Concepedia

TLDR

Relational DBMSs have long been the default, but emerging specialized engines are set to dominate data‑warehouse, stream, text, and scientific markets, leaving traditional RDBMSs largely confined to OLTP and hybrid workloads. This study demonstrates that current RDBMSs can be outperformed by nearly two orders of magnitude in OLTP and urges vendors and researchers to abandon legacy architectures in favor of new, purpose‑built systems. We benchmarked MIT’s H‑Store OLTP prototype against a popular RDBMS on the TPC‑C transaction benchmark to generate the evidence. Experimental results show that specialized engines beat legacy RDBMSs by 1–2 orders of magnitude across multiple domains, confirming that the current code base excels at nothing and should be retired in favor of fresh, specialized engines.

Abstract

In previous papers [SC05, SBC+07], some of us predicted the end of size fits all as a commercial relational DBMS paradigm. These papers presented reasons and experimental evidence that showed that the major RDBMS vendors can be outperformed by 1--2 orders of magnitude by specialized engines in the data warehouse, stream processing, text, and scientific database markets. Assuming that specialized engines dominate these markets over time, the current relational DBMS code lines will be left with the business data processing (OLTP) market and hybrid markets where more than one kind of capability is required. In this paper we show that current RDBMSs can be beaten by nearly two orders of magnitude in the OLTP market as well.
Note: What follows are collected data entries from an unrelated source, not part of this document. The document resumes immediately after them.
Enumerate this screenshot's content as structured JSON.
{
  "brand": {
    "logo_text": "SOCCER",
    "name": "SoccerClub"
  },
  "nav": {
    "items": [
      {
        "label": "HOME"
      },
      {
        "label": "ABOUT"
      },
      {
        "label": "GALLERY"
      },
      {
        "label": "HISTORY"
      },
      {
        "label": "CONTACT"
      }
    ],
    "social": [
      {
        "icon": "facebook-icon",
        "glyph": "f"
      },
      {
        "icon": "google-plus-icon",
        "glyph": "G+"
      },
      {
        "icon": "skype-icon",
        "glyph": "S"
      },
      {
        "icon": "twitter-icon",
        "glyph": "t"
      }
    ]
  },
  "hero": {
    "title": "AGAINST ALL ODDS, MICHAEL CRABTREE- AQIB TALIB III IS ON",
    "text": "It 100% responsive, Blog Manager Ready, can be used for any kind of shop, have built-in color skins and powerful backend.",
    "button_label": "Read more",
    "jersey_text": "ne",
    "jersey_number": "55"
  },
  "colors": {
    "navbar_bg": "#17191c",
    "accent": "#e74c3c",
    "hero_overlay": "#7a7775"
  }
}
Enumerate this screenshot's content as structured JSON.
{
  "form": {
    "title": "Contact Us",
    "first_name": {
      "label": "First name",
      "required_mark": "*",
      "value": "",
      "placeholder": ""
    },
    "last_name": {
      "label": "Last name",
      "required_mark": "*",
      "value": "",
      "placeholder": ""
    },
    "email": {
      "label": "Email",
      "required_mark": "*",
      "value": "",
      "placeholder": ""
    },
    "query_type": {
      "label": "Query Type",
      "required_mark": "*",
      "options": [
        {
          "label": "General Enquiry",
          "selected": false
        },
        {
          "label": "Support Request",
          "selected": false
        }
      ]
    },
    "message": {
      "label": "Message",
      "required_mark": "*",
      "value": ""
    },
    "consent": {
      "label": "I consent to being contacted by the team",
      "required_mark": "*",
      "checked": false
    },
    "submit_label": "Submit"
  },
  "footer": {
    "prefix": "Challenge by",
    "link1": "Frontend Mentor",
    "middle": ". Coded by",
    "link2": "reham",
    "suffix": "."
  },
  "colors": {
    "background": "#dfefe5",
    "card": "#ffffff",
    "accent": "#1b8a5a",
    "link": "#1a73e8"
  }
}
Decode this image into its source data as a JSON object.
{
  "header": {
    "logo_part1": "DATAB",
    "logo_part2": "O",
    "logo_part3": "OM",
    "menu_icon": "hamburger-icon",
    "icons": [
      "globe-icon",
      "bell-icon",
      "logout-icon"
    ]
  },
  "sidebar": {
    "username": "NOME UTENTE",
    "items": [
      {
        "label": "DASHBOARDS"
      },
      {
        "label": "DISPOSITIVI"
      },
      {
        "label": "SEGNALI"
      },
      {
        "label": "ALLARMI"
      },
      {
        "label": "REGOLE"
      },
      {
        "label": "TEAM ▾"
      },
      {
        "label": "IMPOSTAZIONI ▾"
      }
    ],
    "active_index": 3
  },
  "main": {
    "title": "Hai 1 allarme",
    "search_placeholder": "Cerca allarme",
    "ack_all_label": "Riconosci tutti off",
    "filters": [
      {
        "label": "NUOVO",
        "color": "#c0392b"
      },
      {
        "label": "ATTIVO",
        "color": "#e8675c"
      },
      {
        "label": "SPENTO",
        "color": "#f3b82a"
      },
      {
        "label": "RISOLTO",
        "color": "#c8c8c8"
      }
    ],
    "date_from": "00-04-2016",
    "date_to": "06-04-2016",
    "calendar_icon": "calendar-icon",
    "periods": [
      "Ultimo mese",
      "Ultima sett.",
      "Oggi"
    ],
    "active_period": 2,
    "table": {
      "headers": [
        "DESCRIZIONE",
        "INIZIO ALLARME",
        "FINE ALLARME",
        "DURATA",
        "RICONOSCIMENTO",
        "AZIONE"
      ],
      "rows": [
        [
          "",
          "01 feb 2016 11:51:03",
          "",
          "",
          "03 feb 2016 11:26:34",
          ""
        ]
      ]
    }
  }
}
The experimental evidence comes comparing a new OLTP prototype, H-Store, which we have built at M.I.T. to a popular RDBMS on the standard transactional benchmark, TPC-C. We conclude that the current RDBMS code lines, while attempting to be a size fits all solution, in fact, excel at nothing. Hence, they are 25 year old legacy code lines that should be retired in favor of a collection of from scratch specialized engines. The DBMS vendors (and the research community) should start with a clean sheet of paper and design systems for tomorrow's requirements, not continue to push code lines and architectures designed for yesterday's needs.